Of the major European cities we researched, Helsinki in Finland has the cleanest air (at 6µg/m3).
The Nordic regions generally rank highly for air quality. In our research, two Nordic countries– Norway and Finland – were in the top 10, perhaps no surprise given their focus on renewable energy and proactive environmental policies. They make a good choice for holidaymakers worried about air quality.
Krakow, Poland had the highest concentration of PM2.5 in Europe, at 22µg/m3, from the destinations we reviewed. Other popular destinations like Paris, Rome and Istanbul scored quite highly for air pollution too.
What is the air quality like in our favourite holiday destinations?
We took a closer look at the air quality of our customer’s favourite holiday destinations. Portugal came out on top with the cleanest air among the top destinations visited by our travellers. India’s air quality was the worst of the bunch— over six times higher than Portugal’s. It’s one to watch if you suffer from breathing issues!
How do UK holidaymakers’ most searched for destinations rank for air quality?
According to Google data collected in September 2023, Greece and Turkey topped the list of most searched holiday spots for the year. North American countries like Mexico and Barbados seem to be on people’s minds too.
Greece and Turkey – the two destinations that UK travellers turn to Google to research most – have PM2.5 concentrations that are almost four times higher than the WHO recommended guidelines of 5 µg/m3 or below. Thailand is the worst of the bunch with 20.63 µg/m3. Malta, Spain and Iceland are a safer bet for sensitive travellers, with PM2.5 concentrations of 9.25 µg/m3 (Malta), 8.74 µg/m3 (Spain), and 3.5 µg/m3 (Iceland).
What do the experts think?
We spoke to noted respiratory expert, Professor Frank Kelly of Imperial College London. He told us: “Unfortunately tourists can come up against a diverse variety of airborne particles and noxious gases that are associated with ill health, even after short-term exposure.”
“City breaks may come with unhealthy emissions, and the air quality of coastal cities is particularly hard hit from the toxic mix of air pollutants emitted from the fuel consumed by cruise ships. Smoke pollution from wildfires and swirling desert dust storms are also impacting air quality in different tourist hotspots around the world.
“It’s really important to keep air quality top of mind when travelling and to keep a close eye on Air Quality Data. This is especially the case for vulnerable travellers – the young and old – and people with cardiorespiratory disease.”
Travellers with pre-existing respiratory conditions, such as asthma (which according to the survey 1 in 5 are impacted by) and chronic obstructive pulmonary disease (COPD), should be especially aware of the health risks.
How to find out about air quality at your chosen destination
Along with the WHO Ambient Air Quality Database, which is updated every year, you can check air quality around the world on a daily basis with the help of IQAir’s Air Quality Map. This shows the air quality of your holiday spot, plus any active wildfires. You can also often find the air quality index included with the weather forecast.
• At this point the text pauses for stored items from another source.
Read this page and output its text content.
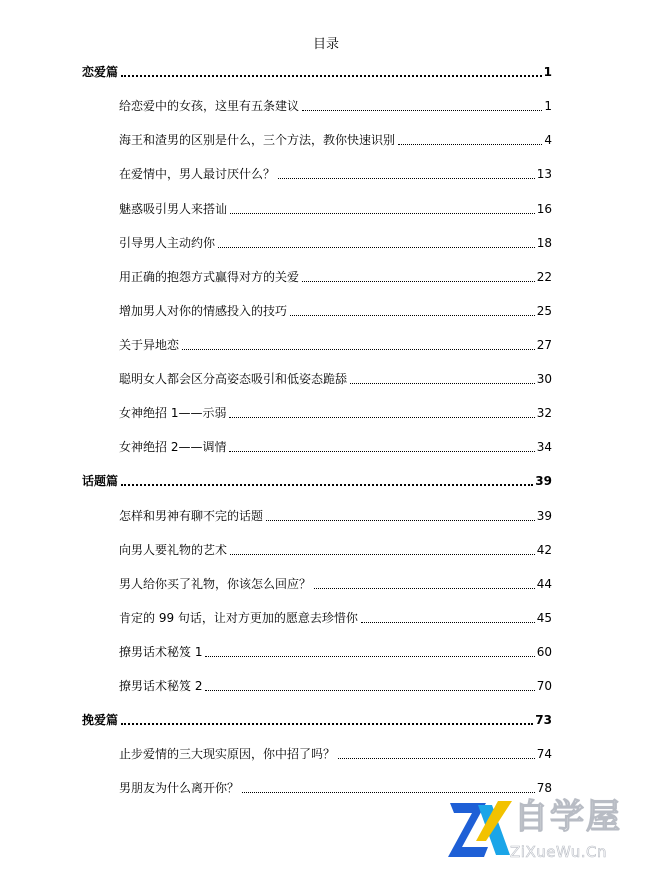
目录
恋爱篇	1
给恋爱中的女孩，这里有五条建议	1
海王和渣男的区别是什么，三个方法，教你快速识别	4
在爱情中，男人最讨厌什么？	13
魅惑吸引男人来搭讪	16
引导男人主动约你	18
用正确的抱怨方式赢得对方的关爱	22
增加男人对你的情感投入的技巧	25
关于异地恋	27
聪明女人都会区分高姿态吸引和低姿态跪舔	30
女神绝招 1——示弱	32
女神绝招 2——调情	34
话题篇	39
怎样和男神有聊不完的话题	39
向男人要礼物的艺术	42
男人给你买了礼物，你该怎么回应？	44
肯定的 99 句话，让对方更加的愿意去珍惜你	45
撩男话术秘笈 1	60
撩男话术秘笈 2	70
挽爱篇	73
止步爱情的三大现实原因，你中招了吗？	74
男朋友为什么离开你？	78
自学屋
ZiXueWu.Cn
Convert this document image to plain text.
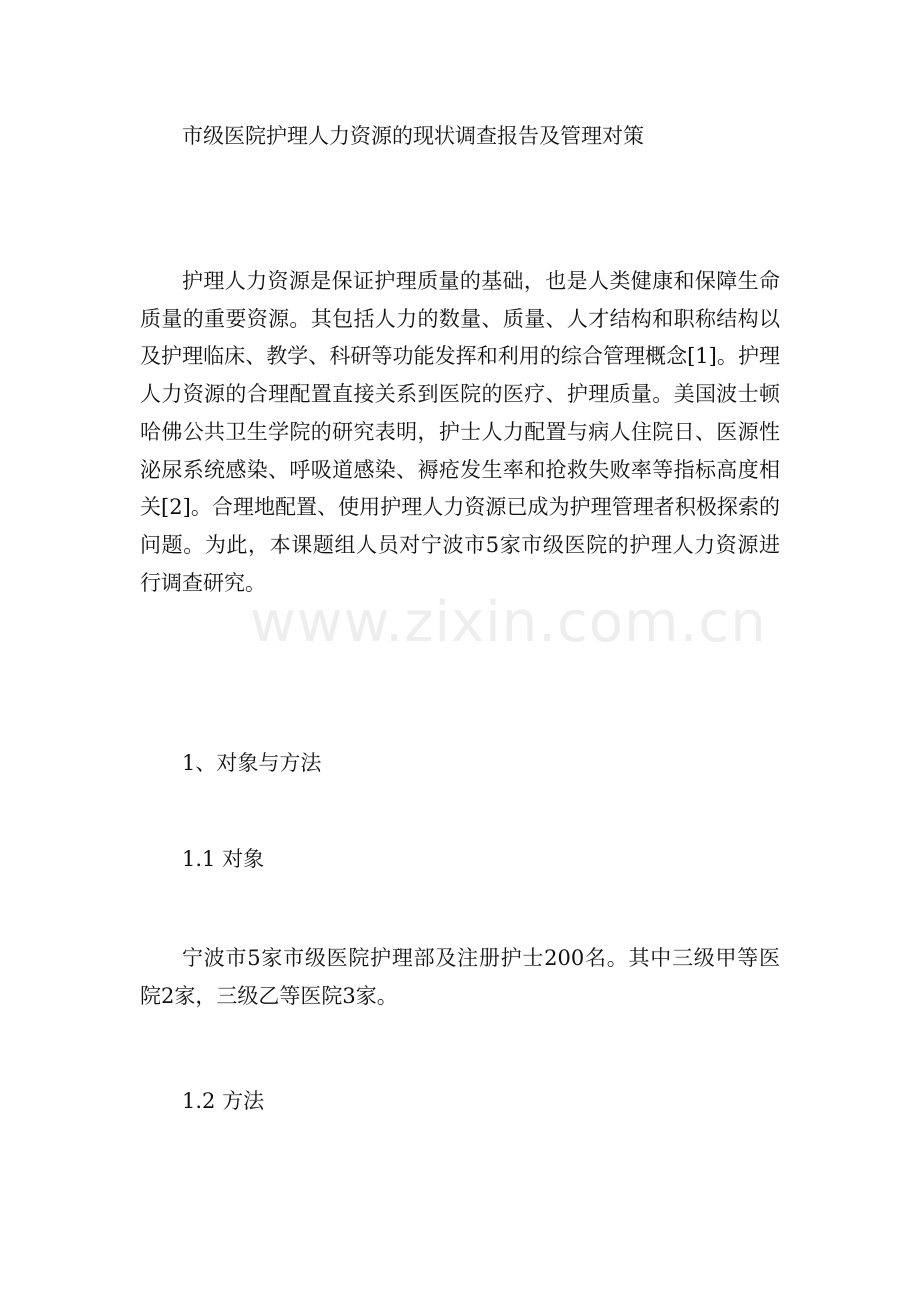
市级医院护理人力资源的现状调查报告及管理对策

护理人力资源是保证护理质量的基础，也是人类健康和保障生命质量的重要资源。其包括人力的数量、质量、人才结构和职称结构以及护理临床、教学、科研等功能发挥和利用的综合管理概念[1]。护理人力资源的合理配置直接关系到医院的医疗、护理质量。美国波士顿哈佛公共卫生学院的研究表明，护士人力配置与病人住院日、医源性泌尿系统感染、呼吸道感染、褥疮发生率和抢救失败率等指标高度相关[2]。合理地配置、使用护理人力资源已成为护理管理者积极探索的问题。为此，本课题组人员对宁波市5家市级医院的护理人力资源进行调查研究。

1、对象与方法
1.1 对象

宁波市5家市级医院护理部及注册护士200名。其中三级甲等医院2家，三级乙等医院3家。

1.2 方法
www.zixin.com.cn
Our top tips for travelling safely
Whether you want a city break, sunshine in the Mediterranean, or to travel to a far-flung destination, here are our top tips for planning around air pollution:
- Download the IQ air app to check air quality and pollution alerts. Seeing real-time info can help you plan your travel.
- Choose accommodation away from traffic hotspots and highways.
- Talk to your doctor at least 6 to 8 weeks before travelling to stock up on medication if you live with a breathing related medical condition.
- Take out medical travel insurance to cover your pre-existing medical conditions.
- If air quality is poor, avoid going outside. Plan a day around visiting museums, galleries, theatres, and indoor shopping areas.
- Wear a face covering (a N95 or KN95 mask is recommended) when travelling in cities – but get advice from your doctor beforehand.
- Ask your hotel about air purification options. It can help to keep windows closed when pollution is high.
- Stay hydrated in hot weather. This can help reduce irritation from pollution.
- Wash your hands and face often. It can help to remove particles that build up on your skin.